Some thoughts about putting research papers on the web
- Put your preprints on the web. I can understand not wanting to circulate
unfinished papers (I have several I'm not yet ready to make public). However,
if you're going to circulate a preprint widely, then there's no logical reason not
to put it on the web.
- Keep your published papers on the web. If you publish papers but don't make them easily
available, then it looks like you care more about racking up publication credits than
about actually disseminating information.
- Putting papers on your home page is a good start, but it's much better to
archive them somewhere where they will likely be maintained even after your home
page is gone. For mathematics, physics, or computer science
papers the arXiv is ideal.
Greg Kuperberg
has built a wonderful front end
for the arXiv.
- You can link your home page to servers such as the arXiv, to save you
the trouble of having to maintain your home page when a paper is updated.
You can even link to
all your papers
automatically.
- Don't sign away your right to keep published papers in the arXiv.
Why on earth would you sign over that right to the publishers for free, so they
can turn around and sell your paper to libraries? That's anti-social.
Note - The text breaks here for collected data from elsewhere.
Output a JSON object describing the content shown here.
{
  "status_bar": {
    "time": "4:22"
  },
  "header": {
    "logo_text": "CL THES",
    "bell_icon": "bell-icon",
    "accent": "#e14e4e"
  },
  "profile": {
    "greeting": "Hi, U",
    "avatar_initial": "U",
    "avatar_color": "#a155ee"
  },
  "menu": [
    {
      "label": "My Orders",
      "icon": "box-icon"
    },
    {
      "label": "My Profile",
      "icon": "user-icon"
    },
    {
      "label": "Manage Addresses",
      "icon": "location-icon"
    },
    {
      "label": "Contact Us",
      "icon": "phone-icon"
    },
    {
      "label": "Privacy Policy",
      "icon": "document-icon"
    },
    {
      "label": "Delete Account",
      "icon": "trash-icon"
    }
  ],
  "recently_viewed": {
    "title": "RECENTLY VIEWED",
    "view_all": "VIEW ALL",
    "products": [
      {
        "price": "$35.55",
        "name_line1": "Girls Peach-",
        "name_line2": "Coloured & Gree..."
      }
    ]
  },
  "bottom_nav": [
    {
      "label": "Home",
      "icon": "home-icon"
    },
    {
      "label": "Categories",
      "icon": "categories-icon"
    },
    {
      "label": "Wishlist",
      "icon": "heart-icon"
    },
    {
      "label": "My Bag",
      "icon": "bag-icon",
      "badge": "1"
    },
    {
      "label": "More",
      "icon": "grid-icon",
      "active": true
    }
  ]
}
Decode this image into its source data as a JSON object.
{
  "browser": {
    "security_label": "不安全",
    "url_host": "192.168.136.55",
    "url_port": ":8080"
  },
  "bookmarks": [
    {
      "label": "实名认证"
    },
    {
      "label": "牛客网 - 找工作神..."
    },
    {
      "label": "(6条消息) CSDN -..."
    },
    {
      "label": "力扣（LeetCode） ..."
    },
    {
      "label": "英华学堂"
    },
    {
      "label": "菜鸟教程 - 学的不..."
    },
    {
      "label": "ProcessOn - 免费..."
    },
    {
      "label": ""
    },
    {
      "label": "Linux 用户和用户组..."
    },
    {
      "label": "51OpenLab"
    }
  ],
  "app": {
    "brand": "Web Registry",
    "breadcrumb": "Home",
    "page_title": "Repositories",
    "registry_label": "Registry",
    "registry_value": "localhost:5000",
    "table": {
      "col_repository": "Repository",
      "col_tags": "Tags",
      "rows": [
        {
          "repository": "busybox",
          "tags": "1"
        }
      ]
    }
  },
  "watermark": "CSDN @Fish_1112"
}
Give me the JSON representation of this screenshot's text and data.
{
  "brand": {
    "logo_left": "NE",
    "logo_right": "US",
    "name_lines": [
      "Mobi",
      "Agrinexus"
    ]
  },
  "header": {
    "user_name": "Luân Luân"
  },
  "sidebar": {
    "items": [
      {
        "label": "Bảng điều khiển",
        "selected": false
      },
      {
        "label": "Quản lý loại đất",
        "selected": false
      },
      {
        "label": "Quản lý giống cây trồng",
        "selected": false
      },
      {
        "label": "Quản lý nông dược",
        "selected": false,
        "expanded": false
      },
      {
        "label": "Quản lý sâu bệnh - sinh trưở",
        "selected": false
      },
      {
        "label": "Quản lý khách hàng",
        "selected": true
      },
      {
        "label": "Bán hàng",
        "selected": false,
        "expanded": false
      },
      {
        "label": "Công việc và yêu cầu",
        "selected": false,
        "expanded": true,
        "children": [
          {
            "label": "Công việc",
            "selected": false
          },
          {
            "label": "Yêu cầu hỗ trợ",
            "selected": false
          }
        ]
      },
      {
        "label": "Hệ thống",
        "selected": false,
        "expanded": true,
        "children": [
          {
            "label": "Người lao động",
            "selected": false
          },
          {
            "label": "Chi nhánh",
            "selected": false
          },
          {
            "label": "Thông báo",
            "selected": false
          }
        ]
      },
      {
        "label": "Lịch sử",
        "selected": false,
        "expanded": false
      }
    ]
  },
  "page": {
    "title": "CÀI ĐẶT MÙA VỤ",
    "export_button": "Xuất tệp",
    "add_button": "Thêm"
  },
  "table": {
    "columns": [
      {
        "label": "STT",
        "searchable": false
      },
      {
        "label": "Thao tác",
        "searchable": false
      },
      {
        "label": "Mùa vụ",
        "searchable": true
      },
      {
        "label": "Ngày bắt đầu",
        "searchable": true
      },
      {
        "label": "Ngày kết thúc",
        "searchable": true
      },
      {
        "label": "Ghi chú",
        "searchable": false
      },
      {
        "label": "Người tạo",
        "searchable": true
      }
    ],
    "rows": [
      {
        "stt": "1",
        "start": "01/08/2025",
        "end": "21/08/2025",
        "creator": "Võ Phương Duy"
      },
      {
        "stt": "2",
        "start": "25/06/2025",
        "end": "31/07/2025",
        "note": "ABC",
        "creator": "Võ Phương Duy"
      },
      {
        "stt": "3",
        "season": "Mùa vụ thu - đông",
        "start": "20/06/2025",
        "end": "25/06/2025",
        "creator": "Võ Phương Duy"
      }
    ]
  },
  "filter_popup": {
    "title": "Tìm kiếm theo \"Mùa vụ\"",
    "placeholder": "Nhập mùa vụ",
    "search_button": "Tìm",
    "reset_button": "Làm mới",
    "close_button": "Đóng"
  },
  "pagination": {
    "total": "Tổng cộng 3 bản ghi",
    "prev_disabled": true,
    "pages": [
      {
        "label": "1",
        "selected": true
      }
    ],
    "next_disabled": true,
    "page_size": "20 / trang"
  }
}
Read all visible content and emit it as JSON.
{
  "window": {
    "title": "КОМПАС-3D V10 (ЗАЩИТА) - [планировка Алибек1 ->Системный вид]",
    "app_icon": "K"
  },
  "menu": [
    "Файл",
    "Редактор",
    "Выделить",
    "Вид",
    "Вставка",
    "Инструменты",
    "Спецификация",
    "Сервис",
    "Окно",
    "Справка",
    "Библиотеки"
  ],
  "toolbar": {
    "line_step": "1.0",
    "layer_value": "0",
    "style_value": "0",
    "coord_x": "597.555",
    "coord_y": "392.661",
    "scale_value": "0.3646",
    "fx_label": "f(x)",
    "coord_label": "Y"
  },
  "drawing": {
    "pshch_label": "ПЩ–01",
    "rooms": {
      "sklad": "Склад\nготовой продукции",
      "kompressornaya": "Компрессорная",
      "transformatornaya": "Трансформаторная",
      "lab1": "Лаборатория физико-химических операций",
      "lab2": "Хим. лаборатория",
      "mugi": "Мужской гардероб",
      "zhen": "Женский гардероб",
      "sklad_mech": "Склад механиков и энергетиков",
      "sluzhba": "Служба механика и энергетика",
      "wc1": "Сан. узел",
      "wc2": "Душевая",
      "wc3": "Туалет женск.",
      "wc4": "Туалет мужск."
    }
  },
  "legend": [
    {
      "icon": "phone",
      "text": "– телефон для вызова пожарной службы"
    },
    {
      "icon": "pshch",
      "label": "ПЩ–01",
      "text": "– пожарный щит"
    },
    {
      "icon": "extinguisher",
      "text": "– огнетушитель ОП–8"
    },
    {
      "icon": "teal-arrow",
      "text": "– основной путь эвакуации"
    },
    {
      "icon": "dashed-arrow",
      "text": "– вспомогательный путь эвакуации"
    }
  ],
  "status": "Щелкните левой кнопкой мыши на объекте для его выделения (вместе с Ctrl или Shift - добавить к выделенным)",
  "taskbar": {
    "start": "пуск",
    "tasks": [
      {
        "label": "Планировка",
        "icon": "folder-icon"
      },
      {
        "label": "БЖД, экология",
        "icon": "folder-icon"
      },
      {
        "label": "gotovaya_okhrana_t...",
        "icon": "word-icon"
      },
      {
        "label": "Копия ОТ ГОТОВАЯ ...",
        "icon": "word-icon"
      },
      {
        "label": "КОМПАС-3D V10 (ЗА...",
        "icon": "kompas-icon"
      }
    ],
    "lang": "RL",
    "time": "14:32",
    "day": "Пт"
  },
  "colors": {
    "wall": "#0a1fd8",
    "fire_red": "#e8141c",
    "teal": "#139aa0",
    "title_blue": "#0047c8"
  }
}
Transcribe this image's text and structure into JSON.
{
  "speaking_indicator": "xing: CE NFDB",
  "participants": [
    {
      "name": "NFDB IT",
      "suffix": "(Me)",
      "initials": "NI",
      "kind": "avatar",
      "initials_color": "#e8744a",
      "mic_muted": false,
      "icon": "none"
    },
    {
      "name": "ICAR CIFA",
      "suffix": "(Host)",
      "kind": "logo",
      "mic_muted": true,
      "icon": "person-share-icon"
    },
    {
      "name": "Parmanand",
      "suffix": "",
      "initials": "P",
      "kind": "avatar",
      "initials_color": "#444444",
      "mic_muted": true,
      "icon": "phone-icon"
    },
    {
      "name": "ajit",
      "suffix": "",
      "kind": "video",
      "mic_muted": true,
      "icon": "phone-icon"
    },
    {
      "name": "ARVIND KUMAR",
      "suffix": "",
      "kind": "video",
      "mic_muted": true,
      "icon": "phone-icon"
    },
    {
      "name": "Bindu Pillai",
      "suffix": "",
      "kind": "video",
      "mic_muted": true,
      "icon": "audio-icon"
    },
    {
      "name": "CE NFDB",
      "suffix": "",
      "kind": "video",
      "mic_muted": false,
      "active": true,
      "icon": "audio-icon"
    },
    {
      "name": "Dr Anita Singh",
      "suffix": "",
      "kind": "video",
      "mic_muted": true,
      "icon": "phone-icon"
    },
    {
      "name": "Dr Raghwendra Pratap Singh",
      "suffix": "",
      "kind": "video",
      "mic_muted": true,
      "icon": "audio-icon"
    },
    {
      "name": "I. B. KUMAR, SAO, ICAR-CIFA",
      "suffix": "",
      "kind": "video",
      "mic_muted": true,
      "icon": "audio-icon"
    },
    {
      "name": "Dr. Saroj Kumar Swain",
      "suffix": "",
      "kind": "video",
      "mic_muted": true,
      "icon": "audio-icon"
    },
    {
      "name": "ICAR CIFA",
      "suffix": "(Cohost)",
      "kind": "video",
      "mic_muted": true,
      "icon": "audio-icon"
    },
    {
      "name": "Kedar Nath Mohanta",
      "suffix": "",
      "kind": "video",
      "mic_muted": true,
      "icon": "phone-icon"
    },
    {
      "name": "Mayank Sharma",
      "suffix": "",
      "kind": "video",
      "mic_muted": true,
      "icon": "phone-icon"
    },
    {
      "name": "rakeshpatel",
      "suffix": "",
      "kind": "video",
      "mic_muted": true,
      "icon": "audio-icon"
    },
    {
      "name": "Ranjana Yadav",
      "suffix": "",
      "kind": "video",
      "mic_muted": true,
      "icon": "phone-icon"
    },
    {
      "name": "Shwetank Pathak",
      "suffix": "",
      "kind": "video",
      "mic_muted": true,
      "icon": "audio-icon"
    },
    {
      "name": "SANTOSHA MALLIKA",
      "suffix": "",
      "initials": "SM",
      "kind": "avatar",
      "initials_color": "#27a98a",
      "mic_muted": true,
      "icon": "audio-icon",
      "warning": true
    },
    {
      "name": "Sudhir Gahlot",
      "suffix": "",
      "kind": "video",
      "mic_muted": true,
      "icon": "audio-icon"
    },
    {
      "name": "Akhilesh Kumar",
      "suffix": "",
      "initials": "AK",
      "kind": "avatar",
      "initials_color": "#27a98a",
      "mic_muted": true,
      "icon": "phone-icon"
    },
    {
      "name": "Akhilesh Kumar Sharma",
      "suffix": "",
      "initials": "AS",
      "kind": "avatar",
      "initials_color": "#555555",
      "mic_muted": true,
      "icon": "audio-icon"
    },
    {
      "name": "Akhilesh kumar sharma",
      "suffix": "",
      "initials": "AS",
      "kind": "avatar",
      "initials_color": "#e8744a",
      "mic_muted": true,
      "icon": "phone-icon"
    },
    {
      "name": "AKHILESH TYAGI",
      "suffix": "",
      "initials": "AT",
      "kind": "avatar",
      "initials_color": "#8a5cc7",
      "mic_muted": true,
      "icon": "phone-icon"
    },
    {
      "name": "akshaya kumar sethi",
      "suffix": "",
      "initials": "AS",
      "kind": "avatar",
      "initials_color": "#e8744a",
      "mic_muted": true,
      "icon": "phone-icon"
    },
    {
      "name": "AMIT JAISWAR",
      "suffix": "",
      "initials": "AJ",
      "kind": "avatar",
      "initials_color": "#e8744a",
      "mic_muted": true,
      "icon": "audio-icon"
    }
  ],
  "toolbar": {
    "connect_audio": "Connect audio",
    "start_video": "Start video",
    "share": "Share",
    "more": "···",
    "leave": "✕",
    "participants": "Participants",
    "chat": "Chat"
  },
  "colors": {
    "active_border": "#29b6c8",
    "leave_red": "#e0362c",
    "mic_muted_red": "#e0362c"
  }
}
- One of my pet peeves is notices on web pages that say the papers available
there may differ from the published versions, with no explanation of how they might
differ. In a couple of my papers I have fixed typos after publication (this is
always noted in the arXiv comments), but otherwise every published paper is
identical to the final draft I submitted for publication. (I suppose I can't guarantee
that no
changes were made by the publishers at the last minute, but I certainly did not authorize
any such changes.) If you have out of date copies of papers on your web page, you should
replace them with the final versions. If you actually signed an agreement promising not
to do that, then it's an offensive agreement and you should never sign such a thing again.